Alyssa hopes to visit campus on her next return trip to California where her beloved nephews live. Until then, she sends love and best wishes for a fantastic academic year!!"

Carolyn Ross

PWR Lecturer, 1989-2018

Carolyn writes, "My first year of retirement after 30 years in PWR (and its many incarnations) has been an exceedingly mixed bag. A year ago, almost a year to the day, I set out in my new Prius to go “drive-about,” so to speak — a journey of two months and almost 9,000 miles, to mark this transition in my life. I traveled alone, following the “blue highways,” as William Least Heat Moon called them, and it was glorious, liberating, joyful wandering. I visited every national park I could and dozens of small town libraries along the way. I’d been thinking of writing a book on the changing (and in some cases, unchanging) roles libraries take on in serving their communities, so this counted as field research. I arrived home November 2, having gotten snowed in at Jackson Hole as the first storm of the season hit the Tetons and having spent Halloween at a casino in Elko, Nevada. On Thanksgiving I hosted a wonderful potluck feast with family, and on Christmas Day I hosted a wonderful Christmas feast with family. Then, the day after Christmas, I had a heart attack (I kid you not), out of the blue — although I imagine that all heart attacks feel out of the blue to the folks who suffer them. I had an angioplasty and two stents implanted in the right anterior descending artery of my heart, and for the next seven weeks earnestly set upon on healing. Then, on Valentine's Day, I received a diagnosis of breast cancer (I kid you not) and began to feel a little picked on. However, I was determined to be the very best heart/cancer patient ever. By the time the surgery and radiation treatments were done, though, I have to say I was feeling exhausted and damn pissed off. But the prognoses on both counts are very good, and I’m finally feeling my energy return and am happy not to be anyone’s prize patient any more. And I’ve started thinking... hmm, where should I go this fall?"

Susan Schuyler-Omstead 

PWR Lecturer, 2007-2015

Susan writes, "I left Stanford--after six years in the PhD program and eight years teaching in PWR, when I had my first daughter in the fall of 2015. I then had my second daughter two and a half years later. Because my husband deploys for months at a time for his job, I thought it was the best decision to stay at home with them full time. I still miss Stanford and teaching at the college level, but I'm really embracing this new role. And I do take on a few students, referred to me by my amazing former colleague Ruth Starkman, for online tutorials. I'm currently leading online tutorials in creative writing, which is a nice way to keep thinking about writing.

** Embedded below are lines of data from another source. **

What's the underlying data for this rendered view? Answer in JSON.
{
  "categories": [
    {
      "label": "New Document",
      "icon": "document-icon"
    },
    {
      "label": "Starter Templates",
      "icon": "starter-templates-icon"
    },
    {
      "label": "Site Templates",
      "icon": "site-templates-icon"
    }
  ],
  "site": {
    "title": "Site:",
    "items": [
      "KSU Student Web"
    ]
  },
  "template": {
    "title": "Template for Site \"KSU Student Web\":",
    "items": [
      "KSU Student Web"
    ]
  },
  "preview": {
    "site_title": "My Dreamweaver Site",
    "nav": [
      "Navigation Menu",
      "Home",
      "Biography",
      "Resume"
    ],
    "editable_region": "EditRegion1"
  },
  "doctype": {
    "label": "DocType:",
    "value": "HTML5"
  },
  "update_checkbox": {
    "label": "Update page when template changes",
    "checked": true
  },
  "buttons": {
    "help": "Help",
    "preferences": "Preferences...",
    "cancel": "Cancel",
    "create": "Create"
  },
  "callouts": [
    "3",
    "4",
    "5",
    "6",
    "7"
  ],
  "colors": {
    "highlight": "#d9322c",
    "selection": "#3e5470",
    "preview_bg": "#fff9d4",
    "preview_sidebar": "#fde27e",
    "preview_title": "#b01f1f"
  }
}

Interestingly, my last publication (in Studies in Popular Culture) before I left Stanford was about how the reality television show Undercover Boss uses familiar 19th century melodramatic tropes to represent the American CEO as some sort of socio-economic savior. Who knew?"

Mary Stroud

PWR Lecturer, 2013-2017

Mary writes, "Since leaving PWR in 2017, I have been on a new life adventure in the tech startup world of Santa Monica, California. I have been compelled through the demands of life to be out of the classroom for the last two years (plan on returning soon!) and have instead been doing rhetorical writing and speaking consulting for the tech industry here in “Silicon Beach.” Most of my attention though has been on raising and educating our now 4-year-old son, Theo (although he definitely doesn’t need any help with his persuasive argument skills!).

This last summer, I also joined forces with two other women in the still very new creation of a women-owned, women-run, and women-designed workwear clothing company for female field workers, engineers, and scientists. We are now in a research and development phase and are excited to help empower women workers - through comfortable and sustainable workwear - in roles predominantly held by men. We hope to share more soon!"